CS 208: Computer Organization and Architecture

Problems: floating points, fast adders, and other digital fauna

  1. Do problems 3.36, 37, 38, and 39 from the textbook. Note that problem 3.36 is to be done in base ten.

  2. The following questions concern IEEE 754 32-bit floating point numbers. When I refer to a "representable number," I mean a number whose exact value is one of the values that has a 32-bit IEEE 754 representation.

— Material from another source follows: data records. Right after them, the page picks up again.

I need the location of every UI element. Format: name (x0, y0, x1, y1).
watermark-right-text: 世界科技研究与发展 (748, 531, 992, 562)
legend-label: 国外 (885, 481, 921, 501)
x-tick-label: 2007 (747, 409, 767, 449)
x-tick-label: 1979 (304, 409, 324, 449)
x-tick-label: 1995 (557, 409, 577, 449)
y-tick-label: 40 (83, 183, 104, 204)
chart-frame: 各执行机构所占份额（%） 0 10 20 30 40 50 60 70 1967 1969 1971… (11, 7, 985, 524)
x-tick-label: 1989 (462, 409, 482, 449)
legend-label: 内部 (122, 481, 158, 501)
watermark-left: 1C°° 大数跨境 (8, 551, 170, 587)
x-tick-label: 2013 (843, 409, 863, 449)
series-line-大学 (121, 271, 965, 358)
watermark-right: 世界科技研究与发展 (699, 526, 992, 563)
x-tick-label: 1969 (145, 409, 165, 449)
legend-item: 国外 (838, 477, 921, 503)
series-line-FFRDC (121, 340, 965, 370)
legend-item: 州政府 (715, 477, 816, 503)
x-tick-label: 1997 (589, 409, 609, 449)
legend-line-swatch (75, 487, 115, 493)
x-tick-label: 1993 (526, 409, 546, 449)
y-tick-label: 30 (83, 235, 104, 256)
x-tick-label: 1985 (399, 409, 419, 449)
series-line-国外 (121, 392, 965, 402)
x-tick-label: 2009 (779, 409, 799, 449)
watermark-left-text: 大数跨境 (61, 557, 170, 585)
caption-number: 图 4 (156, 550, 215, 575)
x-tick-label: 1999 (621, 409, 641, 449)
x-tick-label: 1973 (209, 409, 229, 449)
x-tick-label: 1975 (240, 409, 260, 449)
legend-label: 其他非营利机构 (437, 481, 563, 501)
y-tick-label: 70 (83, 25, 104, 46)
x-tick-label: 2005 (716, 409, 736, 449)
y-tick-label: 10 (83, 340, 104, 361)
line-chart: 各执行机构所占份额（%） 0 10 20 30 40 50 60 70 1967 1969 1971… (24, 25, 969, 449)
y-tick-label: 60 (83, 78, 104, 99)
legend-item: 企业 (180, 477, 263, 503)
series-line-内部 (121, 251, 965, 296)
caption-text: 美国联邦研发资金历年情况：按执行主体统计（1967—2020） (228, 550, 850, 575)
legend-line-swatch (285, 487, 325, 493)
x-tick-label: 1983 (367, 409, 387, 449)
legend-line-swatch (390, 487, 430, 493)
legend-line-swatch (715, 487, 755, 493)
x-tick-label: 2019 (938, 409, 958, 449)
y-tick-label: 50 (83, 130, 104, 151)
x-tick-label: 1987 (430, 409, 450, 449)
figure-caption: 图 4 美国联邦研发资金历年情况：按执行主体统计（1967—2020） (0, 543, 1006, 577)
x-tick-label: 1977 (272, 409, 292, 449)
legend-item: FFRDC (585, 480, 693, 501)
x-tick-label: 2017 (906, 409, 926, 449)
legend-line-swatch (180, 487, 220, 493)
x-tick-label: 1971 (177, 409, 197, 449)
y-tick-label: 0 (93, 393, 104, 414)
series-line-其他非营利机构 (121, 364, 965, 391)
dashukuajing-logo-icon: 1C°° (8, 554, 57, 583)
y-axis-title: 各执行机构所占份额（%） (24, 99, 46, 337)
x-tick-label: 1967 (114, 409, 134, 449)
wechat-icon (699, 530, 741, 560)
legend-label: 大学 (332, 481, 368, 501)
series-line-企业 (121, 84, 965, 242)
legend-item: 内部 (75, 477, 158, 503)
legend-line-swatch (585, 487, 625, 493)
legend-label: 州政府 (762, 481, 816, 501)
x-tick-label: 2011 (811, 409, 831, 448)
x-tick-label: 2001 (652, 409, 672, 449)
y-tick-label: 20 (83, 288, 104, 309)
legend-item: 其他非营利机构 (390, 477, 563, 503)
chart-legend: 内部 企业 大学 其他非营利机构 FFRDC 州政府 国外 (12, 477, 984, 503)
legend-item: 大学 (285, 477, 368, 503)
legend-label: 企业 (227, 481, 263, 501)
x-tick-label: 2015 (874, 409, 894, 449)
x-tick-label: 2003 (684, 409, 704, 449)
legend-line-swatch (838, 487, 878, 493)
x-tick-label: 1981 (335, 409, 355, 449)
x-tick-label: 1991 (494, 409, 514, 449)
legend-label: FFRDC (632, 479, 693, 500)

    • What is the smallest positive integer that is not representable?
    • What is the largest representable positive integer?
    • What is the smallest positive normalized number?
    • What is the largest positive denormalized number?
    • On page 3.10-6 (under Chapter/Appendix --> Chapter 3 --> 3.10) a paragraph begins "In 1963, the 7090 was replaced...." This paragraph goes on to describe a student who writes "(0.5 - x) + 0.5" instead of "1.0 - x" to "compensate for the lack of a guard digit." Explain in detail why the lack of a guard digit makes the sensible "1.0 - x" fail while "(0.5 - x) + 0.5" succeeds.
  3. Suppose I store a letter to my sister in a file called letter.txt, and the letter begins "Dear Jody". Now suppose I write a Java program that (1) opens letter.txt, (2) reads the first four bytes into an int variable k, and (3) prints k like so: System.out.println(k);. If I am using a computer with an Intel Pentium 4 processor (little-endian), what output does this program produce? If I am using a computer with a Motorola G4 processor (big-endian), what output does the program produce?